Quelques jours après la mise en œuvre de la loi, des distributeurs automatiques de bitcoins estampillés « Bankless Bitcoin » sont apparus dans les principaux centres commerciaux de Nairobi, malgré les avertissements des autorités de régulation selon lesquels aucun opérateur de cryptomonnaies n'est autorisé à opérer dans le cadre de ce nouveau dispositif.

D'après des sources locales, ces machines ont été repérées à côté de guichets bancaires traditionnels dans plusieurs centres commerciaux et proposent des services simples de conversion d'espèces en Bitcoin aux clients ordinaires. 

Leur arrivée soudaine a créé une situation publique étrange : une infrastructure crypto visible et physique fait son entrée dans l'espace public alors que les autorités avertissent que chaque fournisseur est encore techniquement non autorisé.

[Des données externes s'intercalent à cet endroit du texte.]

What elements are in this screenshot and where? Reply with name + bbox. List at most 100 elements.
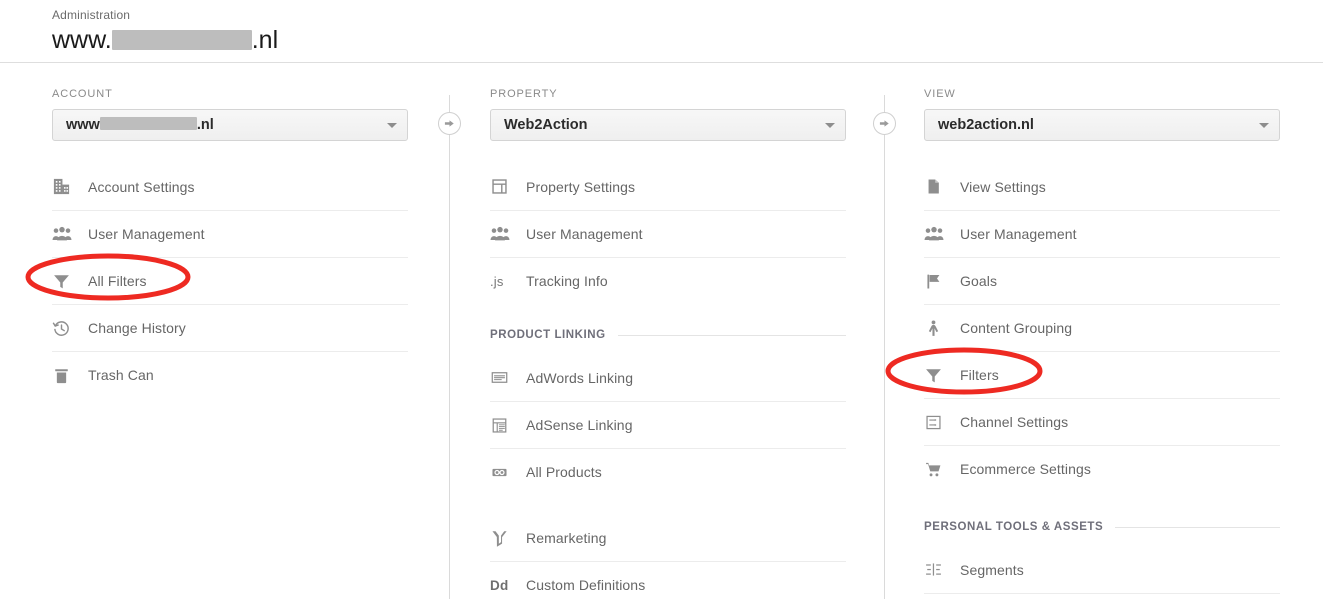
- nav-item-tracking-info[interactable]: .js Tracking Info: [490, 257, 846, 304]
- nav-item-label: AdWords Linking: [526, 369, 634, 386]
- nav-item-filters[interactable]: Filters: [924, 351, 1280, 398]
- page-title-prefix: www.: [52, 26, 112, 54]
- grouping-icon: [924, 319, 960, 338]
- property-nav: Property Settings User Management .js Tr…: [490, 163, 846, 599]
- nav-item-label: View Settings: [960, 178, 1046, 195]
- connector-property-to-view: [873, 63, 897, 599]
- nav-item-adwords-linking[interactable]: AdWords Linking: [490, 354, 846, 401]
- account-column-label: ACCOUNT: [52, 88, 113, 100]
- view-column: VIEW web2action.nl View Settings User Ma…: [924, 63, 1280, 599]
- dd-icon: Dd: [490, 577, 509, 593]
- nav-item-property-settings[interactable]: Property Settings: [490, 163, 846, 210]
- layout-icon: [490, 177, 526, 196]
- nav-item-label: All Products: [526, 464, 602, 480]
- cart-icon: [924, 460, 960, 479]
- nav-item-content-grouping[interactable]: Content Grouping: [924, 304, 1280, 351]
- nav-item-label: Filters: [960, 367, 999, 383]
- nav-item-label: Content Grouping: [960, 320, 1073, 336]
- nav-item-channel-settings[interactable]: Channel Settings: [924, 398, 1280, 445]
- nav-item-account-settings[interactable]: Account Settings: [52, 163, 408, 210]
- adsense-icon: [490, 416, 526, 435]
- nav-item-label: Custom Definitions: [526, 577, 646, 593]
- nav-item-view-settings[interactable]: View Settings: [924, 163, 1280, 210]
- section-divider: [617, 334, 846, 336]
- nav-item-user-management[interactable]: User Management: [52, 210, 408, 257]
- nav-item-label: Account Settings: [88, 178, 195, 195]
- people-icon: [924, 226, 960, 242]
- nav-item-label: Property Settings: [526, 178, 636, 195]
- page-title: www. .nl: [52, 24, 1323, 56]
- link-icon: [490, 463, 526, 482]
- column-divider-line: [884, 95, 885, 599]
- arrow-right-icon[interactable]: [873, 112, 896, 135]
- page-header: Administration www. .nl: [0, 0, 1323, 63]
- account-selector[interactable]: www .nl: [52, 109, 408, 141]
- channel-icon: [924, 413, 960, 432]
- chevron-down-icon: [387, 122, 397, 128]
- nav-item-remarketing[interactable]: Remarketing: [490, 514, 846, 561]
- nav-item-all-products[interactable]: All Products: [490, 448, 846, 495]
- admin-columns: ACCOUNT www .nl Account Settings User Ma…: [0, 63, 1323, 599]
- adwords-icon: [490, 368, 526, 387]
- property-column-label: PROPERTY: [490, 88, 558, 100]
- property-column: PROPERTY Web2Action Property Settings Us…: [490, 63, 846, 599]
- nav-item-label: Change History: [88, 320, 186, 336]
- nav-item-label: Channel Settings: [960, 414, 1069, 430]
- nav-item-label: Remarketing: [526, 529, 607, 546]
- nav-item-label: User Management: [526, 226, 643, 242]
- nav-item-label: Segments: [960, 561, 1024, 578]
- people-icon: [52, 226, 88, 242]
- nav-item-label: Trash Can: [88, 367, 154, 383]
- chevron-down-icon: [825, 122, 835, 128]
- account-nav: Account Settings User Management All Fil…: [52, 163, 408, 398]
- nav-item-adsense-linking[interactable]: AdSense Linking: [490, 401, 846, 448]
- history-icon: [52, 319, 88, 338]
- nav-item-label: Goals: [960, 273, 998, 289]
- redaction-bar: [111, 30, 252, 50]
- column-divider-line: [449, 95, 450, 599]
- nav-item-label: User Management: [960, 226, 1077, 242]
- trash-icon: [52, 366, 88, 385]
- nav-item-all-filters[interactable]: All Filters: [52, 257, 408, 304]
- section-header-personal-tools: PERSONAL TOOLS & ASSETS: [924, 508, 1280, 546]
- nav-item-annotations[interactable]: Annotations: [924, 593, 1280, 599]
- section-header-product-linking: PRODUCT LINKING: [490, 316, 846, 354]
- nav-item-ecommerce-settings[interactable]: Ecommerce Settings: [924, 445, 1280, 492]
- nav-item-goals[interactable]: Goals: [924, 257, 1280, 304]
- arrow-right-icon[interactable]: [438, 112, 461, 135]
- account-value-prefix: www: [66, 117, 100, 133]
- people-icon: [490, 226, 526, 242]
- view-selector-value: web2action.nl: [938, 117, 1034, 133]
- section-header-label: PRODUCT LINKING: [490, 329, 606, 341]
- nav-item-trash-can[interactable]: Trash Can: [52, 351, 408, 398]
- segments-icon: [924, 560, 960, 579]
- funnel-icon: [52, 272, 88, 291]
- nav-item-label: User Management: [88, 226, 205, 242]
- nav-item-label: Ecommerce Settings: [960, 461, 1091, 477]
- page-title-suffix: .nl: [251, 26, 279, 54]
- document-icon: [924, 177, 960, 196]
- account-selector-value: www .nl: [66, 117, 381, 133]
- remarketing-icon: [490, 528, 526, 547]
- section-divider: [1115, 526, 1280, 528]
- chevron-down-icon: [1259, 122, 1269, 128]
- admin-page: Administration www. .nl ACCOUNT www .nl: [0, 0, 1323, 599]
- section-header-label: PERSONAL TOOLS & ASSETS: [924, 521, 1104, 533]
- property-selector-value: Web2Action: [504, 117, 588, 133]
- building-icon: [52, 177, 88, 196]
- nav-item-custom-definitions[interactable]: Dd Custom Definitions: [490, 561, 846, 599]
- account-value-suffix: .nl: [196, 117, 214, 133]
- view-column-label: VIEW: [924, 88, 956, 100]
- breadcrumb-administration: Administration: [52, 8, 131, 22]
- nav-item-segments[interactable]: Segments: [924, 546, 1280, 593]
- view-selector[interactable]: web2action.nl: [924, 109, 1280, 141]
- flag-icon: [924, 272, 960, 291]
- nav-item-label: Tracking Info: [526, 273, 608, 289]
- js-icon: .js: [490, 273, 504, 289]
- connector-account-to-property: [438, 63, 462, 599]
- property-selector[interactable]: Web2Action: [490, 109, 846, 141]
- nav-item-user-management[interactable]: User Management: [490, 210, 846, 257]
- nav-item-user-management[interactable]: User Management: [924, 210, 1280, 257]
- redaction-bar: [99, 117, 197, 130]
- nav-item-change-history[interactable]: Change History: [52, 304, 408, 351]
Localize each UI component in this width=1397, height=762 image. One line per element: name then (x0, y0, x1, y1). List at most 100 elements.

Les autorités de réglementation tirent la sonnette d'alarme

Publication de la Banque centrale du Kenya concernant la loi de 2025 sur les fournisseurs de services d'actifs virtuels (VASPs)

La première loi kényane exhaustive sur les cryptomonnaies — la loi de 2025 sur les fournisseurs de services d'actifs virtuels — est officiellement entrée en vigueur le 4 novembre 2025. Cette loi répartit les responsabilités entre deux organismes clés :

  • Banque centrale du Kenya (CBK) : Fonctions de paiement, de garde et de règlement
  • Autorité des marchés de capitaux (AMC) : Négoce, investissement et conduite du marché

Mais il y a un hic.

Bien que la loi soit en vigueur, la réglementation nécessaire à l'octroi des licences aux fournisseurs de services d'actifs virtuels (PSAV) n'a pas encore été publiée. Par conséquent, tous les opérateurs de portefeuilles numériques , plateformes d'échange , dépositaires et fournisseurs de distributeurs automatiques de billets exercent actuellement leurs activités sans licence valide.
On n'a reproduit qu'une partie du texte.